Tantangan kedua ialah aturan kebijakan. Prijandaru mengakui ada satu hal yang sangat memberatkan pelaku usaha panas bumi ialah kepastian pembelian listrik oleh PLN karena investasi pembangunan PLTP membutuhkan biaya yang sangat besar.
Dia memberikan gambaran, ada satu perusahaan melakukan eksplorasi di satu lapangan, big hole dengan 6 sumur. Biaya eksplorasi yang dihabiskan sekitar US$ 150 juta. Dengan uang sebesar itu tentu saja pelaku usaha menginginkan adanya kepastian pembelian oleh PLN di depan karena perusahaan listrik milik negara ini merupakan single buyer. Itupun harga listrik yang akan dibeli PLN mempertimbangkan keterjangkauan harga.
“Ini memberikan ketidakpastian bagi kita bila tidak mendapatkan Power Purchase Aggreement (PPA) di depan untuk komitmen investasi segitu besar. Ini yang memberatkan pengembangan diminita eksplorasi baru negosiasi PPA dengan PLN,” terangnya.
Baca Juga: Pemanfaatan Panas Bumi Sudah Capai 2.365 MW, Intip Prospeknya dalam Jangka Panjang
Di sisi lain, API meminta kehadiran pemerintah dalam memberikan tata waktu negosiasi business to business (B2B) tarif listrik dengan PLN. Selama ini, negosiasi panas bumi bisa sampai 2 tahun hingga 3 tahun lamanya.
Direktur Eksekutif ReforMiner Institute, Komaidi Notonegoro menjelaskan, biaya pengadaan listrik dari panas bumi di Indonesia masih relatif belum kompetitif dibandingkan dengan rata-rata pengadaan listrik nasional.
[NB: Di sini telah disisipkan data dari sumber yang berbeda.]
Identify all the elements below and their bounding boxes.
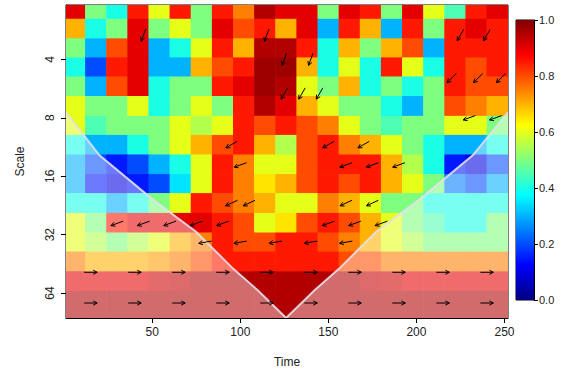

Menurut data Ditjen EBTKE Kementerian ESDM, rata-rata harga listrik panas bumi saat ini di atas US$ 10 sen per kiloWatt hour (KWh). Rata-rata harga listrik EBT non-panas bumi saat ini diinformasikan telah berada di bawah US$ 10 sen/KWh. Sebagai contoh harga listrik PLTA berada pada kisaran US$ 6 sen hingga US$ 7 sen/Kwh.
“Relatif mahalnya harga listrik panas bumi salah satunya karena tingginya risiko bisnis panas bumi pada tahap eksplorasi atau sebelum produksi. Adapun tahap eksplorasi ini menyumbang risiko hingga 50%,” jelasnya dalam kesempatan yang sama.
Sedangkan jika dibandingkan harga listrik panas bumi global, harga listrik PLTP di Indonesia lebih mahal sekitar 69% hingga 83%. Hal ini disebabkan keberpihakan pemerintah terhadap pengembangan panas bumi.